A detector declares its category: (and primary_category: when it serves more than one). The lexicon is tiered:

Tier 1 — Core (19)

The lingua franca of pre-deploy attestation; every policy template should recognize these:

source-checkout · ci-context · dependency-resolve · dependency-verify · build · unit-test · integration-test · code-review · threat-model · vulnerability-scan · secret-scan · compliance-scan · sbom-generate · sbom-consume · provenance · policy-eval · sign · publish · deploy

Tier 2 — Specialized (26)

Standardized but optional, for when the domain calls for it — e.g. lint, image-build, image-scan, image-sign, package-publish, runtime-event, runtime-vulnerability-detect, drift-detect, iac-plan, iac-apply, manifest-validate, release-approve, vex-consume, model-train, model-eval, dataset-snapshot, firmware-sign, mobile-sign, and more.

Tier 3 — Extension

Open-ended, declared in a repo-local .cilock/commands.yaml and namespaced so they never collide with the standard set:

  • x-<name> for one-off local categories (e.g. x-game-day, x-data-migration)
  • <org>.<name> for organization conventions (e.g. acme.dba-review)

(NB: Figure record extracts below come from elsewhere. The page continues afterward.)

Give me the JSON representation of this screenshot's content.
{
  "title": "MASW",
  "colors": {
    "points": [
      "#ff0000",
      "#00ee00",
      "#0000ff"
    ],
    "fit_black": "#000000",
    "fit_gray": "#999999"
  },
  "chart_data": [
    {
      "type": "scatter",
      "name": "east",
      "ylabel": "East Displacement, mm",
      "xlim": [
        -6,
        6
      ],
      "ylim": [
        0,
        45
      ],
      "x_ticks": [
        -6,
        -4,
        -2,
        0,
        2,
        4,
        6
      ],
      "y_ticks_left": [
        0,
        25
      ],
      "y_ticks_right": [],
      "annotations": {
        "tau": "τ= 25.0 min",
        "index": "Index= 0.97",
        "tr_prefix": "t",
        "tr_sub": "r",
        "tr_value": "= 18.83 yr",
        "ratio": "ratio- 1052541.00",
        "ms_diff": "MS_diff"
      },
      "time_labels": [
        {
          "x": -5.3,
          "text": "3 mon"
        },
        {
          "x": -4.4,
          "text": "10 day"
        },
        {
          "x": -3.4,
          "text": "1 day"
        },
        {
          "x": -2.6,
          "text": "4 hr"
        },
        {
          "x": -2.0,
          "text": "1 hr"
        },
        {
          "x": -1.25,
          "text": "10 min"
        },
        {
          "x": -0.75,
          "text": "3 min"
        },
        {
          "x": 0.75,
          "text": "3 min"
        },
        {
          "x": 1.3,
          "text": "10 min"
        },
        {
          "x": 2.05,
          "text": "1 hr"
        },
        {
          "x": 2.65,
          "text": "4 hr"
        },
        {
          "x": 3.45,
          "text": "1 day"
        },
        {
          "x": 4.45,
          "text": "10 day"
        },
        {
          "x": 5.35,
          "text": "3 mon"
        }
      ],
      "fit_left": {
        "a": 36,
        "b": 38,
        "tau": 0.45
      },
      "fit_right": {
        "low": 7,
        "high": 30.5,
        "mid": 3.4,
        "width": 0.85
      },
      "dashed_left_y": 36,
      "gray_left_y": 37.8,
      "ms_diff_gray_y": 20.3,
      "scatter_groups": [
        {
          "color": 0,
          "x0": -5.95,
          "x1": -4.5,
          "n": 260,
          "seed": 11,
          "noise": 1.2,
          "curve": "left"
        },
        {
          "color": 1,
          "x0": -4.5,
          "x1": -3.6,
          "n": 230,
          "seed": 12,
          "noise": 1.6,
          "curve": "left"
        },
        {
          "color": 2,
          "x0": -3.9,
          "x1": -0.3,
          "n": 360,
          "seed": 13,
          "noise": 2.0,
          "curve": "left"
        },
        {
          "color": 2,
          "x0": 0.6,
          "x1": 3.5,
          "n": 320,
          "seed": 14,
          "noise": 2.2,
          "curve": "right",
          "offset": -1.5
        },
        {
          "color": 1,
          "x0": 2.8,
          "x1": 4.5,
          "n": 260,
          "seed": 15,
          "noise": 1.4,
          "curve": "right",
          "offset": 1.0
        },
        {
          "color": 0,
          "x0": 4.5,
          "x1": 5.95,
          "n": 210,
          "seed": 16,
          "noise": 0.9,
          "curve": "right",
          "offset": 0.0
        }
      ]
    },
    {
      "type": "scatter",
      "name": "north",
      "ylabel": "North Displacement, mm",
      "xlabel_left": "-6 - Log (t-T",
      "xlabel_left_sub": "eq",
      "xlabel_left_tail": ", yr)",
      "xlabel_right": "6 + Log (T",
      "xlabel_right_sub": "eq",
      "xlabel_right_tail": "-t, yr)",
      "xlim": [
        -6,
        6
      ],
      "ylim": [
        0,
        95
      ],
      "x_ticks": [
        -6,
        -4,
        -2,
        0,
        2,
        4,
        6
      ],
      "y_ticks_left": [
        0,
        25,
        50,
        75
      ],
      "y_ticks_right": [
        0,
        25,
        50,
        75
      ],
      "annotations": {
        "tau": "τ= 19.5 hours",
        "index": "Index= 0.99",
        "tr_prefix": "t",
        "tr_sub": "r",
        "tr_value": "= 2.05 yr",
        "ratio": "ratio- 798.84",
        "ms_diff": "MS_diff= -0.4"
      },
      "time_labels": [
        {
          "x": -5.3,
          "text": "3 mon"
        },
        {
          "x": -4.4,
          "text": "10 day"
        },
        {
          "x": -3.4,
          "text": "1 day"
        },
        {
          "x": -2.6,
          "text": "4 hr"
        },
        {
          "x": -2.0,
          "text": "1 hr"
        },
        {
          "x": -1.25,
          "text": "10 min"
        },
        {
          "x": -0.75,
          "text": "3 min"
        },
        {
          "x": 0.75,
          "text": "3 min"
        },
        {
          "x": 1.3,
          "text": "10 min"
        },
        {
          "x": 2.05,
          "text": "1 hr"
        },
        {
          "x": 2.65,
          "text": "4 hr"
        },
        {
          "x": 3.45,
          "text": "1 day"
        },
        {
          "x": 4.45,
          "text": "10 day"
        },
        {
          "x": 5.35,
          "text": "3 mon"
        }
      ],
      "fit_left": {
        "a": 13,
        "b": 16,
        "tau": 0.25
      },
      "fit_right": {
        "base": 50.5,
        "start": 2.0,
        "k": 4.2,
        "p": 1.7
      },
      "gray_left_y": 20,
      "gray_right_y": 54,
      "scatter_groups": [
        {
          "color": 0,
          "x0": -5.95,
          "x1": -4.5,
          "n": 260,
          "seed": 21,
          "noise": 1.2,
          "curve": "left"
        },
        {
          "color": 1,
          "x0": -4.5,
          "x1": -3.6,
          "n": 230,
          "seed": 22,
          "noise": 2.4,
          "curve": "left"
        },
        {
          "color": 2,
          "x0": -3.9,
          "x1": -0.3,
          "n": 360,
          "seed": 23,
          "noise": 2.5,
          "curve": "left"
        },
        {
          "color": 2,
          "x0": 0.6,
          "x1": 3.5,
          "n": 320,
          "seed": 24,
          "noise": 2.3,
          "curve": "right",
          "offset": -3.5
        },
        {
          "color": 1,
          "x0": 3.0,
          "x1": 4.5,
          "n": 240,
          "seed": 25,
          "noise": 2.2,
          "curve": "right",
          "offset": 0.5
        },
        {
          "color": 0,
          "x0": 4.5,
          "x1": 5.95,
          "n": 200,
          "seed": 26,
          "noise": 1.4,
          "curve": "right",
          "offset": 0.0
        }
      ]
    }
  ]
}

Tier 3 categories are not standardized and not warned on. When two organizations need the same one, that's the signal to promote it to Tier 2.

Why a closed enum

A free-text step field fragments into build, Build, go-build, compile, … and no policy can match across pipelines. A closed lexicon makes step a reliable join key between the evidence an attestor emits and the policy that verifies it, and lets CI/lock auto-default --step from the detector that fired.